Le bolide s’arrête à quelques mètres de la façade d’une majestueuse demeure. Crozats sort de sa 850i et vient galamment proposer sa main à ton amie détrempée pour monter les marches de l’impressionnant perron XVIIIème, la porte de l’hôtel particulier s’effaçant sur un bout de bonne-femme potelée et affable, vêtue d’une tenue de domestique.

Quel sale temps, Monsieur Stephen ! Laissez-moi vous débarrasser…

Merci bien, Maria ! Et voulez-vous avoir l’amabilité de rajouter un couvert pour mon invitée, s’il vous plaît ?

C’est que je ne voudrais surtout pas m’imposer ! proteste une Margaux pleine d’embarras.

Auriez-vous déjà dîné, ma chère ?

Euh… Non, pas encore. A vrai dire, je redoutais de vous manquer…

Parfait, l’affaire est entendue dans ce cas ! Maria, vous pouvez à présent disposer…

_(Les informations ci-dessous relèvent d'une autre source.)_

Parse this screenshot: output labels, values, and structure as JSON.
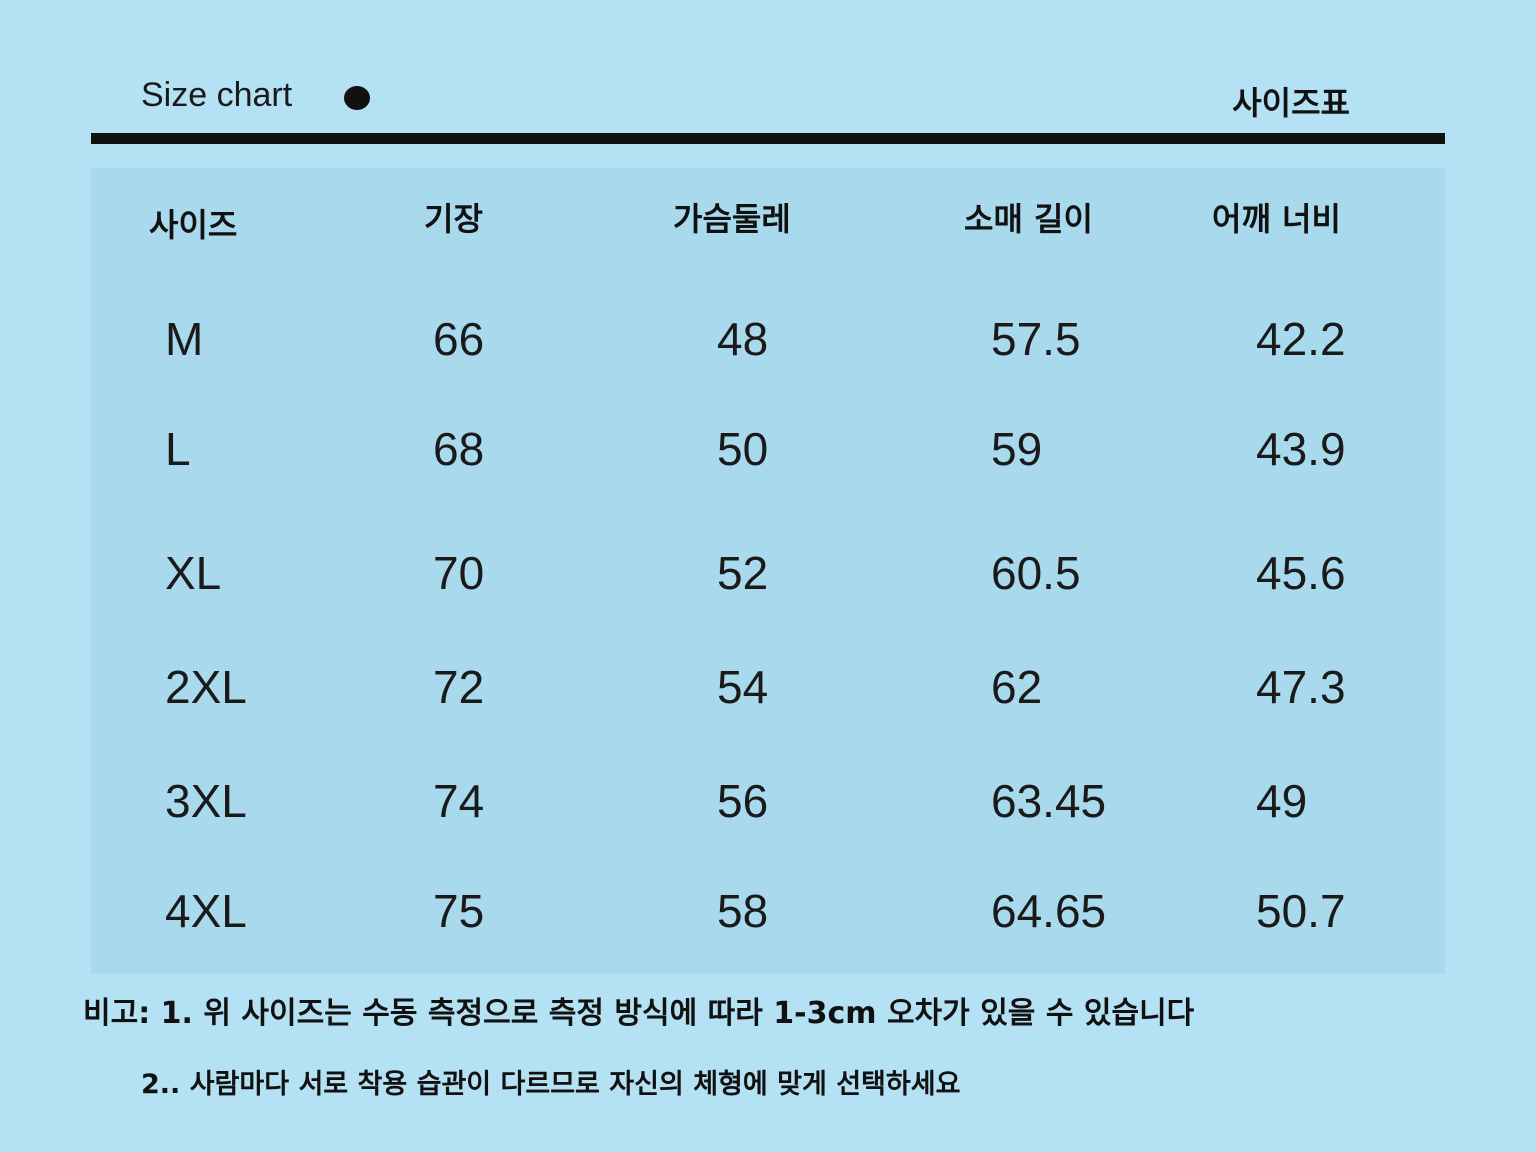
{
  "header": {
    "title_en": "Size chart",
    "title_ko": "사이즈표"
  },
  "table": {
    "columns": [
      "사이즈",
      "기장",
      "가슴둘레",
      "소매 길이",
      "어깨 너비"
    ],
    "rows": [
      [
        "M",
        "66",
        "48",
        "57.5",
        "42.2"
      ],
      [
        "L",
        "68",
        "50",
        "59",
        "43.9"
      ],
      [
        "XL",
        "70",
        "52",
        "60.5",
        "45.6"
      ],
      [
        "2XL",
        "72",
        "54",
        "62",
        "47.3"
      ],
      [
        "3XL",
        "74",
        "56",
        "63.45",
        "49"
      ],
      [
        "4XL",
        "75",
        "58",
        "64.65",
        "50.7"
      ]
    ]
  },
  "notes": [
    "비고: 1. 위 사이즈는 수동 측정으로 측정 방식에 따라 1-3cm 오차가 있을 수 있습니다",
    "2.. 사람마다 서로 착용 습관이 다르므로 자신의 체형에 맞게 선택하세요"
  ],
  "colors": {
    "background": "#b4e1f3",
    "table": "#a8d9ed",
    "rule": "#111111"
  }
}
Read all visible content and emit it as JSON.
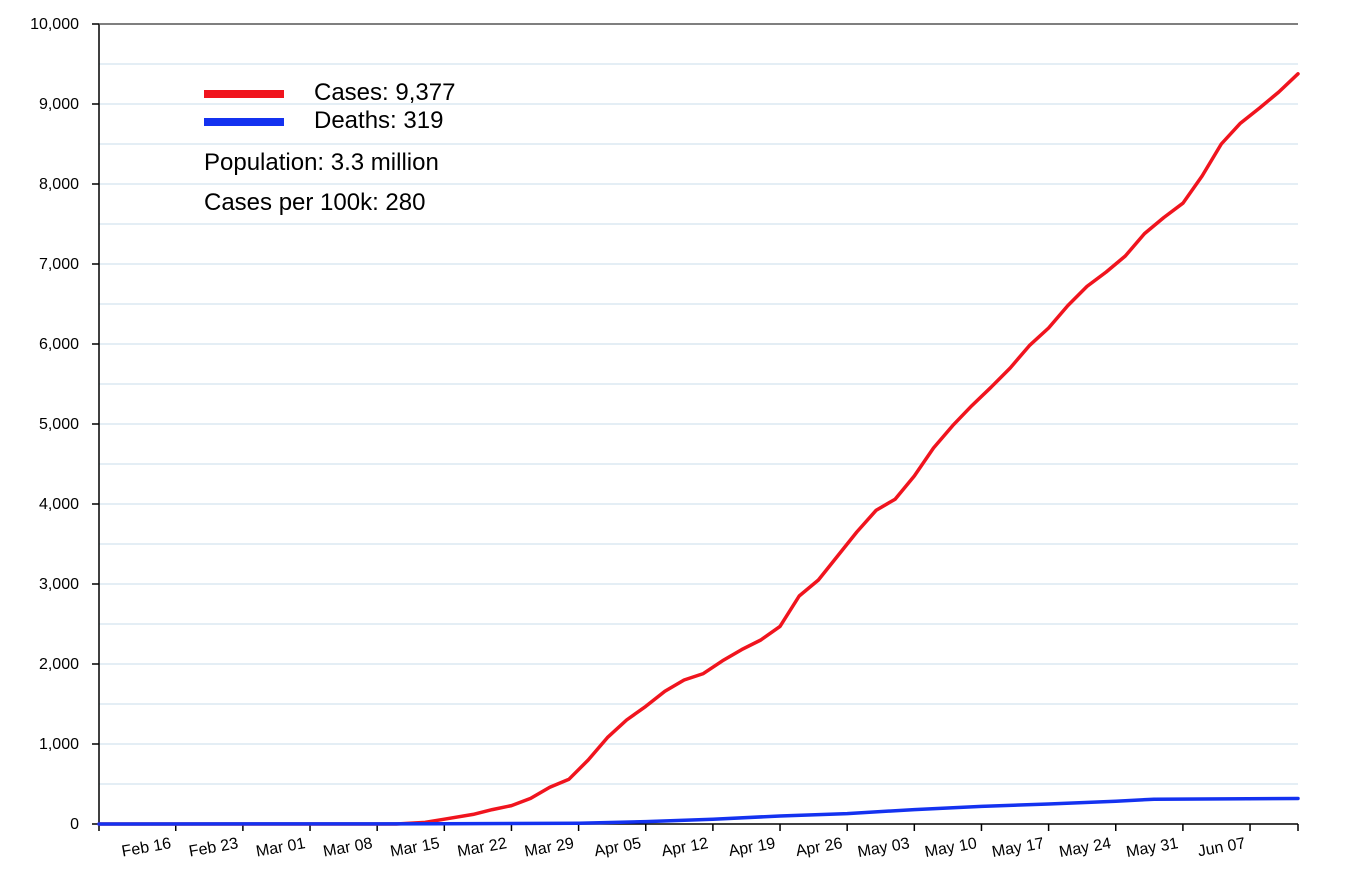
{
  "chart_data": {
    "type": "line",
    "title": "",
    "xlabel": "",
    "ylabel": "",
    "ylim": [
      0,
      10000
    ],
    "yticks": [
      0,
      1000,
      2000,
      3000,
      4000,
      5000,
      6000,
      7000,
      8000,
      9000,
      10000
    ],
    "y_tick_labels": [
      "0",
      "1,000",
      "2,000",
      "3,000",
      "4,000",
      "5,000",
      "6,000",
      "7,000",
      "8,000",
      "9,000",
      "10,000"
    ],
    "x_range": [
      "2020-02-08",
      "2020-06-12"
    ],
    "x_ticks": [
      "2020-02-16",
      "2020-02-23",
      "2020-03-01",
      "2020-03-08",
      "2020-03-15",
      "2020-03-22",
      "2020-03-29",
      "2020-04-05",
      "2020-04-12",
      "2020-04-19",
      "2020-04-26",
      "2020-05-03",
      "2020-05-10",
      "2020-05-17",
      "2020-05-24",
      "2020-05-31",
      "2020-06-07"
    ],
    "x_tick_labels": [
      "Feb 16",
      "Feb 23",
      "Mar 01",
      "Mar 08",
      "Mar 15",
      "Mar 22",
      "Mar 29",
      "Apr 05",
      "Apr 12",
      "Apr 19",
      "Apr 26",
      "May 03",
      "May 10",
      "May 17",
      "May 24",
      "May 31",
      "Jun 07"
    ],
    "grid": true,
    "legend_position": "top-left",
    "legend": {
      "cases_label": "Cases: 9,377",
      "deaths_label": "Deaths: 319",
      "population": "Population: 3.3 million",
      "per_100k": "Cases per 100k: 280"
    },
    "colors": {
      "cases": "#f0141e",
      "deaths": "#1432f0",
      "grid": "#dce9f2"
    },
    "series": [
      {
        "key": "cases",
        "x": [
          "2020-02-08",
          "2020-03-10",
          "2020-03-13",
          "2020-03-15",
          "2020-03-18",
          "2020-03-20",
          "2020-03-22",
          "2020-03-24",
          "2020-03-26",
          "2020-03-28",
          "2020-03-30",
          "2020-04-01",
          "2020-04-03",
          "2020-04-05",
          "2020-04-07",
          "2020-04-09",
          "2020-04-11",
          "2020-04-13",
          "2020-04-15",
          "2020-04-17",
          "2020-04-19",
          "2020-04-21",
          "2020-04-23",
          "2020-04-25",
          "2020-04-27",
          "2020-04-29",
          "2020-05-01",
          "2020-05-03",
          "2020-05-05",
          "2020-05-07",
          "2020-05-09",
          "2020-05-11",
          "2020-05-13",
          "2020-05-15",
          "2020-05-17",
          "2020-05-19",
          "2020-05-21",
          "2020-05-23",
          "2020-05-25",
          "2020-05-27",
          "2020-05-29",
          "2020-05-31",
          "2020-06-02",
          "2020-06-04",
          "2020-06-06",
          "2020-06-08",
          "2020-06-10",
          "2020-06-12"
        ],
        "y": [
          0,
          0,
          20,
          60,
          120,
          180,
          230,
          320,
          460,
          560,
          800,
          1080,
          1300,
          1470,
          1660,
          1800,
          1880,
          2040,
          2180,
          2300,
          2470,
          2850,
          3050,
          3350,
          3650,
          3920,
          4060,
          4350,
          4700,
          4980,
          5230,
          5460,
          5700,
          5980,
          6200,
          6480,
          6720,
          6900,
          7100,
          7380,
          7580,
          7760,
          8100,
          8500,
          8760,
          8950,
          9150,
          9377
        ]
      },
      {
        "key": "deaths",
        "x": [
          "2020-02-08",
          "2020-03-15",
          "2020-03-29",
          "2020-04-05",
          "2020-04-12",
          "2020-04-19",
          "2020-04-26",
          "2020-05-03",
          "2020-05-10",
          "2020-05-17",
          "2020-05-24",
          "2020-05-28",
          "2020-06-12"
        ],
        "y": [
          0,
          2,
          10,
          30,
          60,
          100,
          130,
          180,
          220,
          250,
          285,
          310,
          319
        ]
      }
    ]
  }
}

Intimidée par tant de cérémonie et par le faste des lieux, ton amie d’enfance n’ose plus bouger du grand tapis qui l’accueille. Surgi d’on ne sait où, un fringant majordome lui propose spontanément une serviette éponge pour se sécher.

Merci beaucoup, Anthony…

Sur le ton de la confidence, Stephen croit bon d’ajouter, un brin malicieux :

Je l’ai recruté pour son physique, mais ce n’est pas son unique qualité !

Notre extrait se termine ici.